In fact, this footage reminds me of nothing more than similar images from the pioneering, heroic days of the building of the Findhorn community. The same great work-teams, the same joy on the faces, the same conviction that they were creating a place of power and beauty.

Prominent among the young people in this footage is Maria Shibaeva (or Masha as I know her, her nickname.) I first met Masha when she was a student on an ecovillage training programme I taught here three or four years ago. I remember her as being young, shy, tongue-tied and very prone to blushing.

Today, Masha, at the ripe old age of 22, is the manager of the Orion community. She is in the final stages of studying for her psychology degree, goes on speaking tours around Russian universities and has over the last couple of years adopted three young orphans. Oh, and she still finds time to go out with hammer and nails to help erect the new buildings.

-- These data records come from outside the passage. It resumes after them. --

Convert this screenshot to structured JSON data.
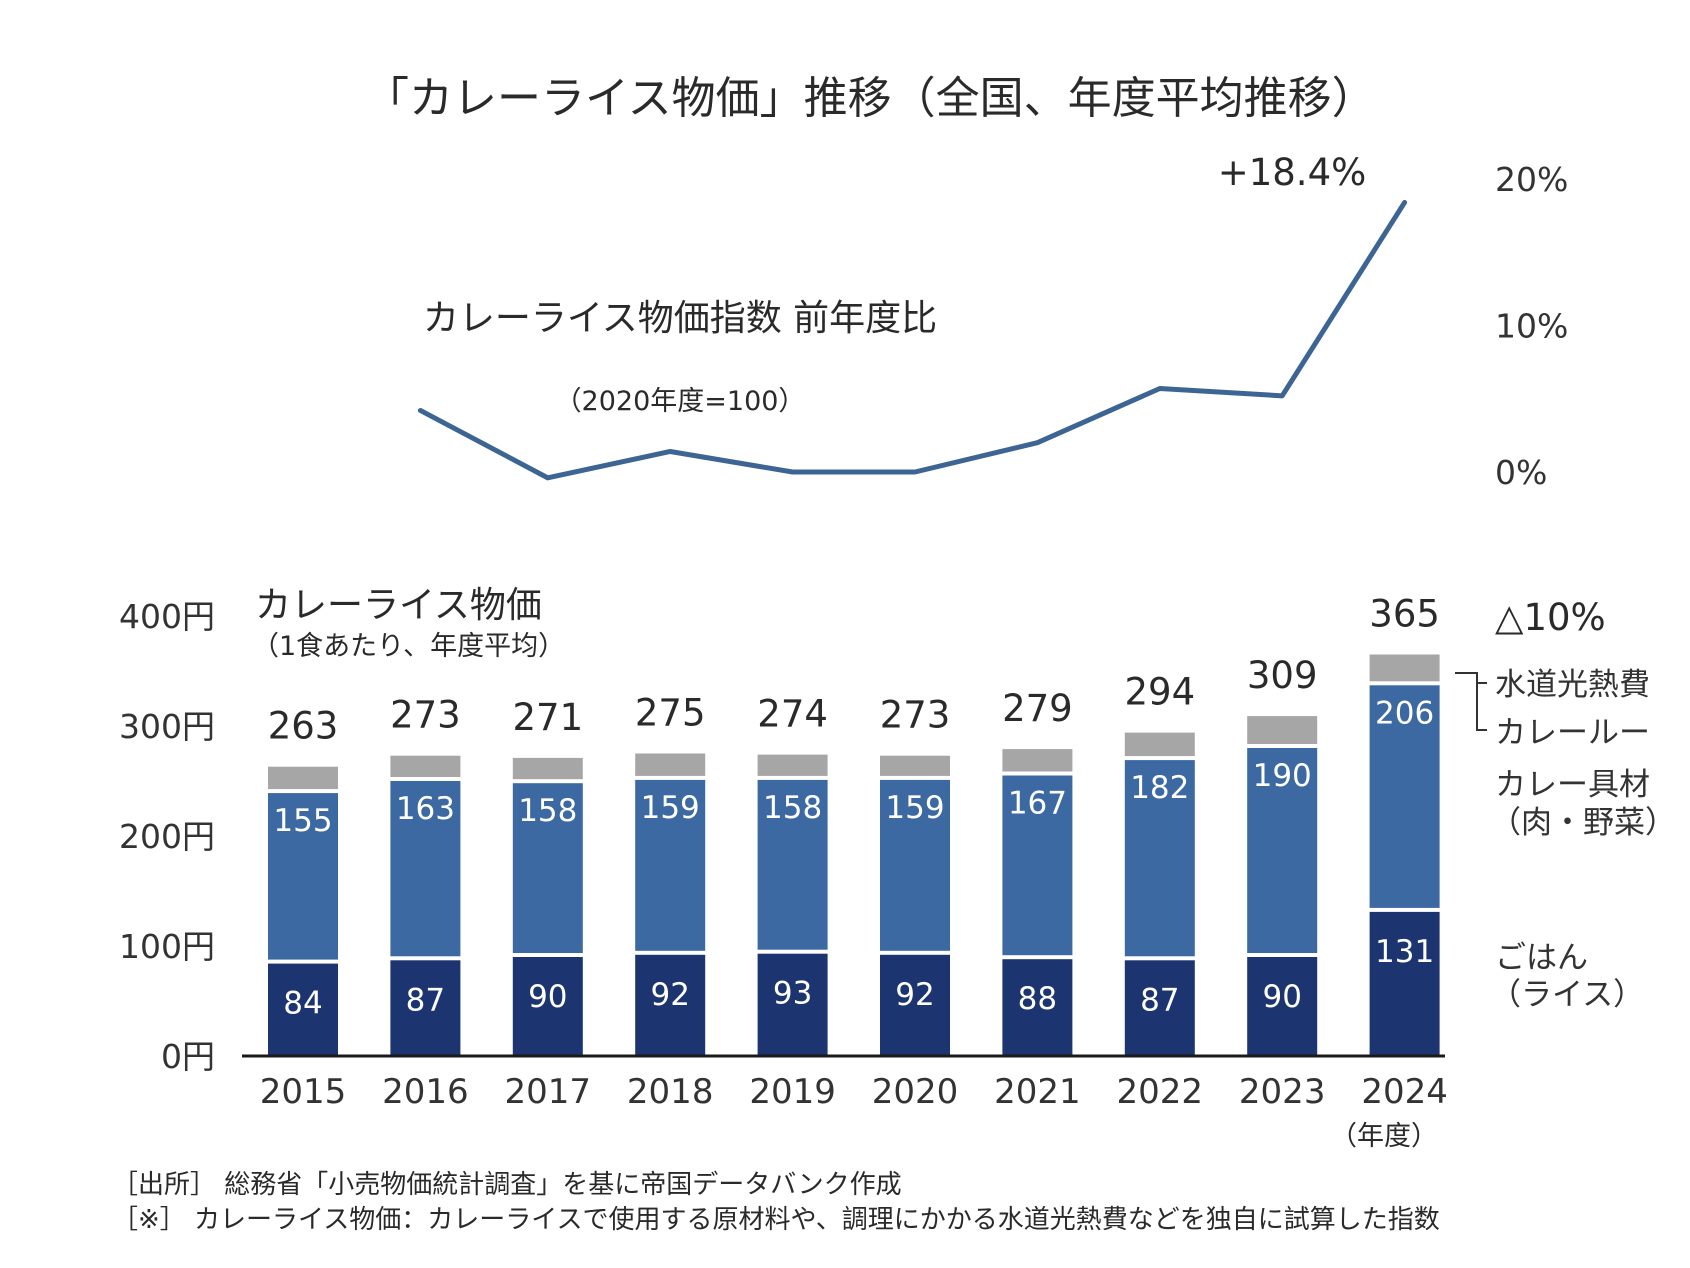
{
  "title": "「カレーライス物価」推移（全国、年度平均推移）",
  "colors": {
    "rice": "#1c3470",
    "ingredients": "#3c69a1",
    "utilities_roux": "#a6a6a6",
    "line": "#3d6594",
    "axis": "#1a1a1a"
  },
  "chart_data": [
    {
      "type": "line",
      "title": "カレーライス物価指数 前年度比",
      "subtitle": "（2020年度=100）",
      "x": [
        "2016",
        "2017",
        "2018",
        "2019",
        "2020",
        "2021",
        "2022",
        "2023",
        "2024"
      ],
      "series": [
        {
          "name": "カレーライス物価指数 前年度比",
          "values": [
            4.2,
            -0.4,
            1.4,
            0.0,
            0.0,
            2.0,
            5.7,
            5.2,
            18.4
          ]
        }
      ],
      "annotation": "+18.4%",
      "y_axis_position": "right",
      "yticks": [
        "0%",
        "10%",
        "20%"
      ],
      "ylim": [
        0,
        20
      ],
      "grid": false
    },
    {
      "type": "bar",
      "stacked": true,
      "title": "カレーライス物価",
      "subtitle": "（1食あたり、年度平均）",
      "categories": [
        "2015",
        "2016",
        "2017",
        "2018",
        "2019",
        "2020",
        "2021",
        "2022",
        "2023",
        "2024"
      ],
      "x_unit_label": "（年度）",
      "series": [
        {
          "name": "ごはん（ライス）",
          "key": "rice",
          "values": [
            84,
            87,
            90,
            92,
            93,
            92,
            88,
            87,
            90,
            131
          ]
        },
        {
          "name": "カレー具材（肉・野菜）",
          "key": "ingredients",
          "values": [
            155,
            163,
            158,
            159,
            158,
            159,
            167,
            182,
            190,
            206
          ]
        },
        {
          "name": "カレールー・水道光熱費",
          "key": "utilities_roux",
          "values": [
            24,
            23,
            23,
            24,
            23,
            22,
            24,
            25,
            29,
            28
          ]
        }
      ],
      "totals": [
        263,
        273,
        271,
        275,
        274,
        273,
        279,
        294,
        309,
        365
      ],
      "yticks": [
        "0円",
        "100円",
        "200円",
        "300円",
        "400円"
      ],
      "ylim": [
        0,
        400
      ],
      "grid": false,
      "legend": {
        "placement": "right",
        "items": [
          "△10%",
          "水道光熱費",
          "カレールー",
          "カレー具材",
          "（肉・野菜）",
          "ごはん",
          "（ライス）"
        ]
      }
    }
  ],
  "footnotes": [
    "［出所］ 総務省「小売物価統計調査」を基に帝国データバンク作成",
    "［※］ カレーライス物価：カレーライスで使用する原材料や、調理にかかる水道光熱費などを独自に試算した指数"
  ]
}
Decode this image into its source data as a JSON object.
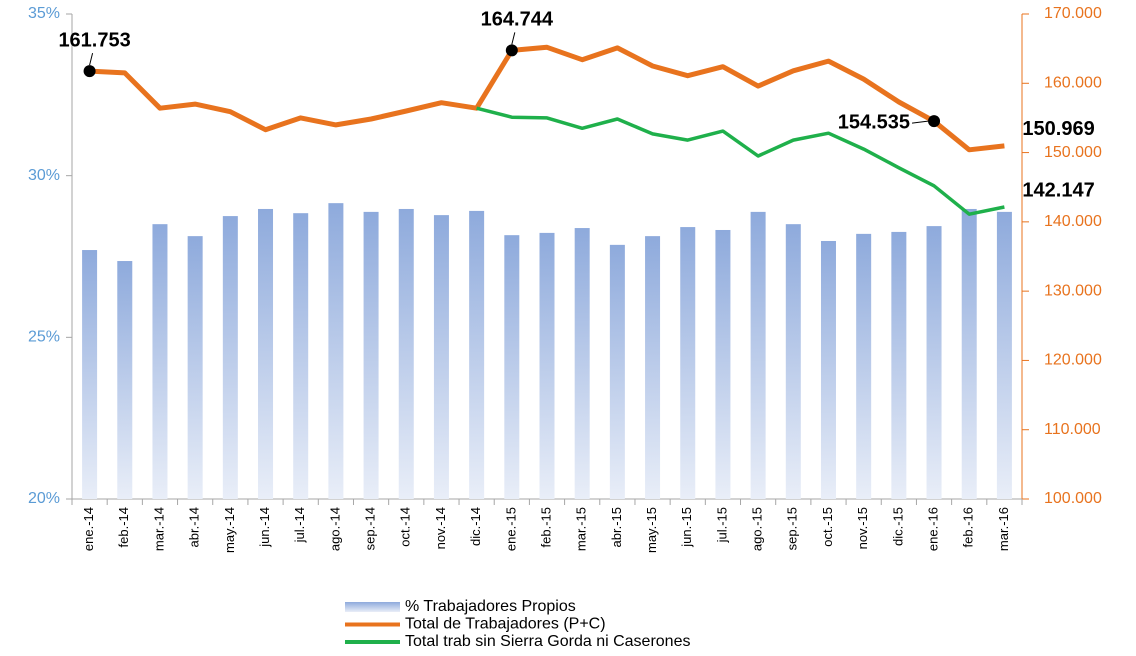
{
  "chart_data": {
    "type": "bar-line",
    "categories": [
      "ene.-14",
      "feb.-14",
      "mar.-14",
      "abr.-14",
      "may.-14",
      "jun.-14",
      "jul.-14",
      "ago.-14",
      "sep.-14",
      "oct.-14",
      "nov.-14",
      "dic.-14",
      "ene.-15",
      "feb.-15",
      "mar.-15",
      "abr.-15",
      "may.-15",
      "jun.-15",
      "jul.-15",
      "ago.-15",
      "sep.-15",
      "oct.-15",
      "nov.-15",
      "dic.-15",
      "ene.-16",
      "feb.-16",
      "mar.-16"
    ],
    "ylim": [
      20,
      35
    ],
    "yticks": [
      {
        "value": 20,
        "label": "20%"
      },
      {
        "value": 25,
        "label": "25%"
      },
      {
        "value": 30,
        "label": "30%"
      },
      {
        "value": 35,
        "label": "35%"
      }
    ],
    "y2lim": [
      100000,
      170000
    ],
    "y2ticks": [
      {
        "value": 100000,
        "label": "100.000"
      },
      {
        "value": 110000,
        "label": "110.000"
      },
      {
        "value": 120000,
        "label": "120.000"
      },
      {
        "value": 130000,
        "label": "130.000"
      },
      {
        "value": 140000,
        "label": "140.000"
      },
      {
        "value": 150000,
        "label": "150.000"
      },
      {
        "value": 160000,
        "label": "160.000"
      },
      {
        "value": 170000,
        "label": "170.000"
      }
    ],
    "series": [
      {
        "name": "% Trabajadores Propios",
        "type": "bar",
        "color": "#8eaadc",
        "values": [
          27.7,
          27.36,
          28.5,
          28.13,
          28.75,
          28.97,
          28.84,
          29.15,
          28.88,
          28.97,
          28.78,
          28.91,
          28.16,
          28.23,
          28.38,
          27.86,
          28.13,
          28.41,
          28.32,
          28.88,
          28.5,
          27.98,
          28.2,
          28.26,
          28.44,
          28.97,
          28.88
        ]
      },
      {
        "name": "Total de Trabajadores (P+C)",
        "type": "line",
        "axis": "y2",
        "color": "#e8731e",
        "values": [
          161753,
          161500,
          156400,
          157000,
          155900,
          153300,
          155000,
          154000,
          154850,
          156000,
          157200,
          156400,
          164744,
          165200,
          163400,
          165100,
          162500,
          161100,
          162400,
          159600,
          161800,
          163200,
          160600,
          157300,
          154535,
          150400,
          150969
        ],
        "value_labels": [
          "161.753",
          null,
          null,
          null,
          null,
          null,
          null,
          null,
          null,
          null,
          null,
          null,
          "164.744",
          null,
          null,
          null,
          null,
          null,
          null,
          null,
          null,
          null,
          null,
          null,
          "154.535",
          null,
          "150.969"
        ]
      },
      {
        "name": "Total trab sin Sierra Gorda ni Caserones",
        "type": "line",
        "axis": "y2",
        "color": "#1fb04b",
        "values": [
          null,
          null,
          null,
          null,
          null,
          null,
          null,
          null,
          null,
          null,
          null,
          156400,
          155100,
          155000,
          153500,
          154850,
          152700,
          151800,
          153100,
          149500,
          151800,
          152800,
          150500,
          147800,
          145200,
          141100,
          142147
        ],
        "value_labels": [
          null,
          null,
          null,
          null,
          null,
          null,
          null,
          null,
          null,
          null,
          null,
          null,
          null,
          null,
          null,
          null,
          null,
          null,
          null,
          null,
          null,
          null,
          null,
          null,
          null,
          null,
          "142.147"
        ]
      }
    ]
  }
}
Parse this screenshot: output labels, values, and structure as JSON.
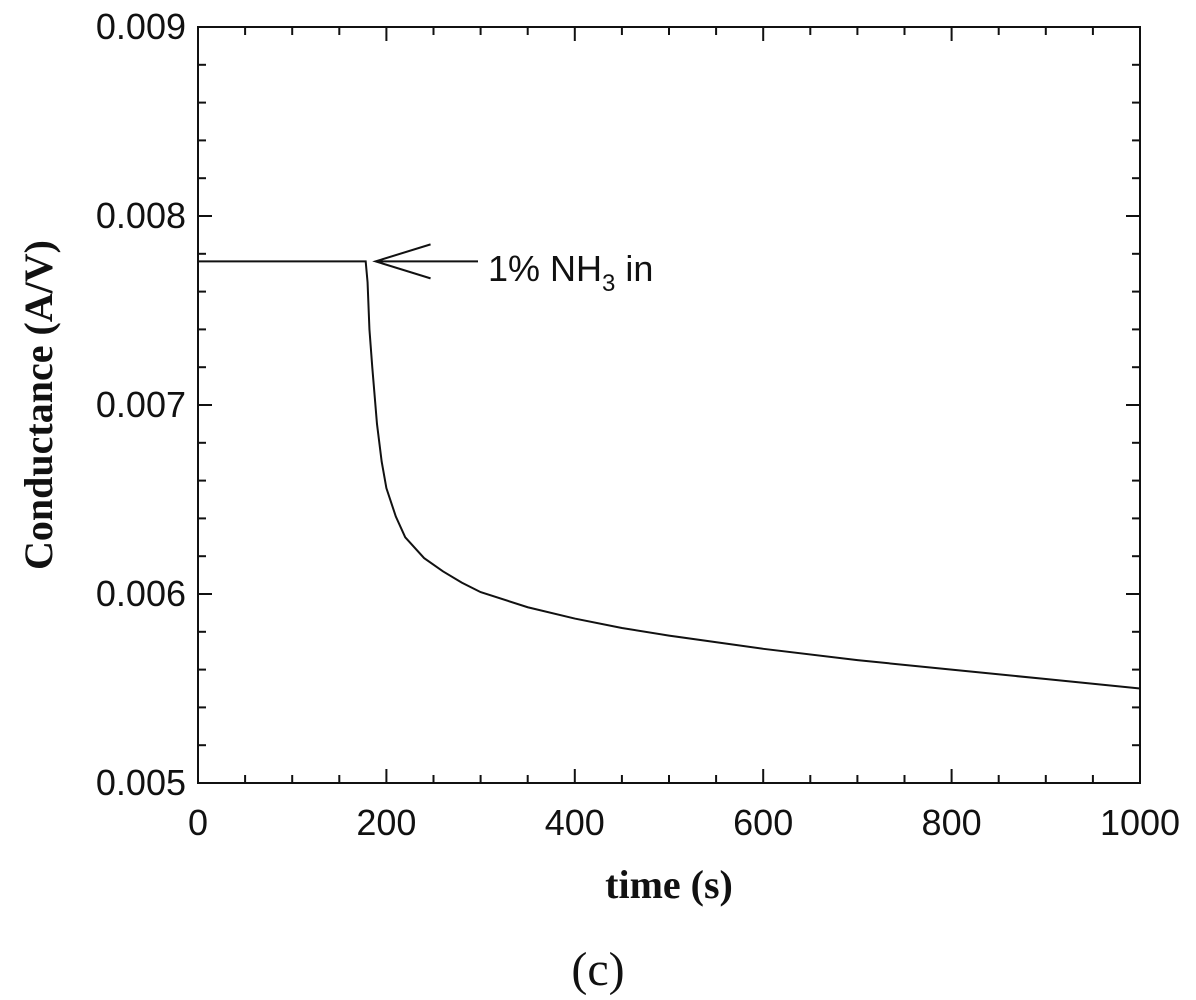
{
  "chart_data": {
    "type": "line",
    "xlabel": "time (s)",
    "ylabel": "Conductance (A/V)",
    "xlim": [
      0,
      1000
    ],
    "ylim": [
      0.005,
      0.009
    ],
    "x_ticks": [
      0,
      200,
      400,
      600,
      800,
      1000
    ],
    "y_ticks": [
      0.005,
      0.006,
      0.007,
      0.008,
      0.009
    ],
    "x_tick_labels": [
      "0",
      "200",
      "400",
      "600",
      "800",
      "1000"
    ],
    "y_tick_labels": [
      "0.005",
      "0.006",
      "0.007",
      "0.008",
      "0.009"
    ],
    "grid": false,
    "annotation": {
      "text": "1% NH",
      "subscript": "3",
      "suffix": " in",
      "x": 180,
      "y": 0.00776
    },
    "panel_label": "(c)",
    "series": [
      {
        "x": [
          0,
          100,
          178,
          180,
          182,
          185,
          190,
          195,
          200,
          210,
          220,
          240,
          260,
          280,
          300,
          350,
          400,
          450,
          500,
          600,
          700,
          800,
          900,
          1000
        ],
        "y": [
          0.00776,
          0.00776,
          0.00776,
          0.00765,
          0.0074,
          0.0072,
          0.0069,
          0.0067,
          0.00656,
          0.00641,
          0.0063,
          0.00619,
          0.00612,
          0.00606,
          0.00601,
          0.00593,
          0.00587,
          0.00582,
          0.00578,
          0.00571,
          0.00565,
          0.0056,
          0.00555,
          0.0055
        ]
      }
    ]
  }
}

Maria Krivenkova meanwhile, is a veteran of 24 who has chosen to live in the Kitezh community where she is a teacher and mother of one young orphan boy. What is so impressive about these young people, and all the many others like them at Kitezh and Orion, is that they have chosen to move beyond the life of 9-to-5 carers to integrate life and work, natural child and orphan, home, school and community into the rich and seamless tapestry that is Kitezh and Orion. This is truly an awesome act of love and service. It also, clearly, makes them very happy!